I have also created a custom upscaling workflow, where the image is upscaled with normal upscaling, then re-encoded and put through just a few sampling steps, the re-encoded with a tiled VAE decoder (to save my VRAM). It creates much better results (more detail and control) than a direct ERSGAN upscale, and can even be put through ERSGAN afterward to get a super large image.
By faster I mean in rendering and less demanding on hardware, so I mean ComfyUI seems way more efficient.
In terms of the node based approach what it does allow is fine grained and even custom node control, but as I said, if that is not your thing then ComfyBox provides a 'best of both worlds' option.

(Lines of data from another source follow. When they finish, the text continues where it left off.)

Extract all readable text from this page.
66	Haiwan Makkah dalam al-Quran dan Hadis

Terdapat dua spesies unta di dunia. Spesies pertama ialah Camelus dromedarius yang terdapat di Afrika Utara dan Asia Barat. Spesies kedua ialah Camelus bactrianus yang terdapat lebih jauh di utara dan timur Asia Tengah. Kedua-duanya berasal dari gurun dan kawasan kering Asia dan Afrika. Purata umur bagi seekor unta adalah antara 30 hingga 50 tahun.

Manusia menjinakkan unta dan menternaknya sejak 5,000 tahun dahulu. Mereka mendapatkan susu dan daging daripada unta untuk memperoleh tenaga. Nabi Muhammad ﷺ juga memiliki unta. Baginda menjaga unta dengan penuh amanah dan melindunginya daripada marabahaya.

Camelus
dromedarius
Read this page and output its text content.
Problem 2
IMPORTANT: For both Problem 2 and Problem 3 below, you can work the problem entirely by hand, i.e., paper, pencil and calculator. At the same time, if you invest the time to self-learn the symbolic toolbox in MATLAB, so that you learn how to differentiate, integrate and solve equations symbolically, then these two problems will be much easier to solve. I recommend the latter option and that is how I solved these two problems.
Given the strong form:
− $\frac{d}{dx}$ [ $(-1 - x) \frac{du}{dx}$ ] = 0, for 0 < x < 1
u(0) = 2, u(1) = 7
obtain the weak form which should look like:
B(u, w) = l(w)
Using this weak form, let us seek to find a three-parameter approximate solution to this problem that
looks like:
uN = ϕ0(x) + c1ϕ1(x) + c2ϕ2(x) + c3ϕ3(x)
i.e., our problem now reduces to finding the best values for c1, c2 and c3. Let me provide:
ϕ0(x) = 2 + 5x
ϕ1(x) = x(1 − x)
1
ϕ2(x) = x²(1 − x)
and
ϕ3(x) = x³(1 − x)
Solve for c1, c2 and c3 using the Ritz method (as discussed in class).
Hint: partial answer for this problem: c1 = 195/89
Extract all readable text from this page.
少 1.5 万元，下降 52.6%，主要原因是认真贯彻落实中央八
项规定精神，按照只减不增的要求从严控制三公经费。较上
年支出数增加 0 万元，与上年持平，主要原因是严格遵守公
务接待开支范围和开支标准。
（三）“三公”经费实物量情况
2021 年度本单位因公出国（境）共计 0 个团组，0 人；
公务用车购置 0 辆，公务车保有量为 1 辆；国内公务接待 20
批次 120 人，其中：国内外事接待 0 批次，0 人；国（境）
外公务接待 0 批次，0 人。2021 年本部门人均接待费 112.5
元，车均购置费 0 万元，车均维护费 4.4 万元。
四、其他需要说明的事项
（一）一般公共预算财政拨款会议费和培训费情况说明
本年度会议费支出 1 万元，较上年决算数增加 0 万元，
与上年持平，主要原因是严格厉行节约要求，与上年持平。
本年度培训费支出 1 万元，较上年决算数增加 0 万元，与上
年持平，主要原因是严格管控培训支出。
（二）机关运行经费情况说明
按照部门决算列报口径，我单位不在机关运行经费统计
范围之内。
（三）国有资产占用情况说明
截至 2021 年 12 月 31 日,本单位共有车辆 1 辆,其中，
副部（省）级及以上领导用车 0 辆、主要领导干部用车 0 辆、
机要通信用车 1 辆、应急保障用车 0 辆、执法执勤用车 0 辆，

My advice is to do what I am currently doing, try ComfyUI, see how it compares for your particular use case or workflow, then decide from there. Personally I am keeping both Automatic 1111 and ComfyUI, sharing the key resources between both, while I make up my mind: https://weirdwonderfulai.art/resources/sd-automatic1111-webui-customisation-tips/
You can use a json file or ComfyUI gerated image and just drag it on to the interface to setup a partcular node structure, so in that respect ComfyUI is even quicker than Automatic 1111, but that said both pretty much have that functionality.
I've been fiddling around with it for a few days. At first it seems like A1111 gives better results, but after more tries they both look pretty similar. One big plus from ComfyUI is that it's much faster than A1111 (3 times faster on my PC) and it's also lighter. I can do 1024x1024 upscale without getting OOM error.
I first tried it a few days ago, I'm still a bit lost. Inpainting, which is the major part of my workflow, feels not as swift as in automatic1111 and I'm still searching for the only-masked-area inpainting in ComfyUI.
But I can confirm it is much faster and uses less VRAM. And I somehow love the ability to save the entire workflow into a json. I'm missing my prompt-autocomplete plugin the most.